No explanation on my part was solicited or allowed.  As I was ready to defend myself to Daddy, I was told to shut up and get in the car.  I had no shoes on as was the custom for most kids on a sunny Colorado summer day.  I dutifully followed instructions and walked barefoot to the car and slid in the back seat.  I never questioned where we were going – actually, never even thought to do so.  But what happened next left me shaken and wounded both physically and mentally.

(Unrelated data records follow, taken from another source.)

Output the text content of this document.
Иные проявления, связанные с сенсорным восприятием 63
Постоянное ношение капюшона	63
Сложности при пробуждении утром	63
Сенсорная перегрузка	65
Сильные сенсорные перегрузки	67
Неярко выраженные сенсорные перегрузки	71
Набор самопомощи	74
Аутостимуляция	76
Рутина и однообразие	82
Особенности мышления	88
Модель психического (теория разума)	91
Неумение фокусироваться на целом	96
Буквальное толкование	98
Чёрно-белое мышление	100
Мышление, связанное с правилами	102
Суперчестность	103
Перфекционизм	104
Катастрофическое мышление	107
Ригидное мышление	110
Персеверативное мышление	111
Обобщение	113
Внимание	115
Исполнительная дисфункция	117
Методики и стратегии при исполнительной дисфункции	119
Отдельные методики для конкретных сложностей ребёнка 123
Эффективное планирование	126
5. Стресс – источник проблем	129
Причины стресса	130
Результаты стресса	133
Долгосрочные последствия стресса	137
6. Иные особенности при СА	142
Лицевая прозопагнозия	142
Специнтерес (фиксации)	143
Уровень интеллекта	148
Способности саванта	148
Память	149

The State Home and Training School located in what was then the far outskirts of town, consisted of several buildings housing and educating around 800 adults and children with different levels of what was then referred to as “mental retardation”.  I volunteered close to 100 hours at the facility in my teen years, but at the age of six, I was totally unaware of the building and its use.  So, when my Daddy told me that high fenced compound was an orphanage, what else was I to believe?  The gates were locked and no car was allowed to enter without a security code.  But, what I was told was that the gate was closed for the day, and since I was being given to the orphanage, I would need to wait until they “opened” in the morning.  Since I had no shoes, Daddy carried me over to a concrete slab outside the fence which was probably about nine square feet, stood me up, returned back to the car and drove away.  I remember standing for quite a while, watching for the car to appear.  After about an hour, I started to cry while walking around the little slab and then sat for a few minutes and then resume pacing.  Since it was early evening when Daddy even got home from work, the sun was now beginning to set.  It wasn’t near dark, but being such a prissy little girl who was deathly afraid of any kind of bug, terror fully encompassed me.  It was getting darker still, so that I could not see more than a few feet in front of my face, when I saw headlights approaching.  I desperately wanted it to be Daddy so I could back to the safety of my bedroom.  By the same token, I was furious that my normally over-protective father would place me in that type of situation.  He knew how afraid I was of insects and lizards, and yet he left me there with no protection.  And worse yet, I felt insecure, unloved, and unnecessary.  There were other occurrences between my Daddy and I; and each one of these chipped away at my self-esteem and for my entire life, I tried to build myself up in his eyes.  I never really thought I did.

Daddy remained seated in the driver’s seat staring ahead at the empty road.  I waited for a moment before I walked barefoot through the thistles and atop the jagged little rocks, fearing that if I approached the car uninvited, I would be turned away.  The drive home took about thirty minutes.  I ran from the car into the house and immediately drew a warm bubble bath to soak the dirt from my feet and the pain in my heart before I could settle into my bed for the night.  I do not recall either parent speaking to me about that day and night ever again.  It was as though nothing ever happened.

The next morning I was happily awakened by your little hands resting on my cheeks and your toddler words “wake up, Sissy.  I hungry!”  Music to my heart.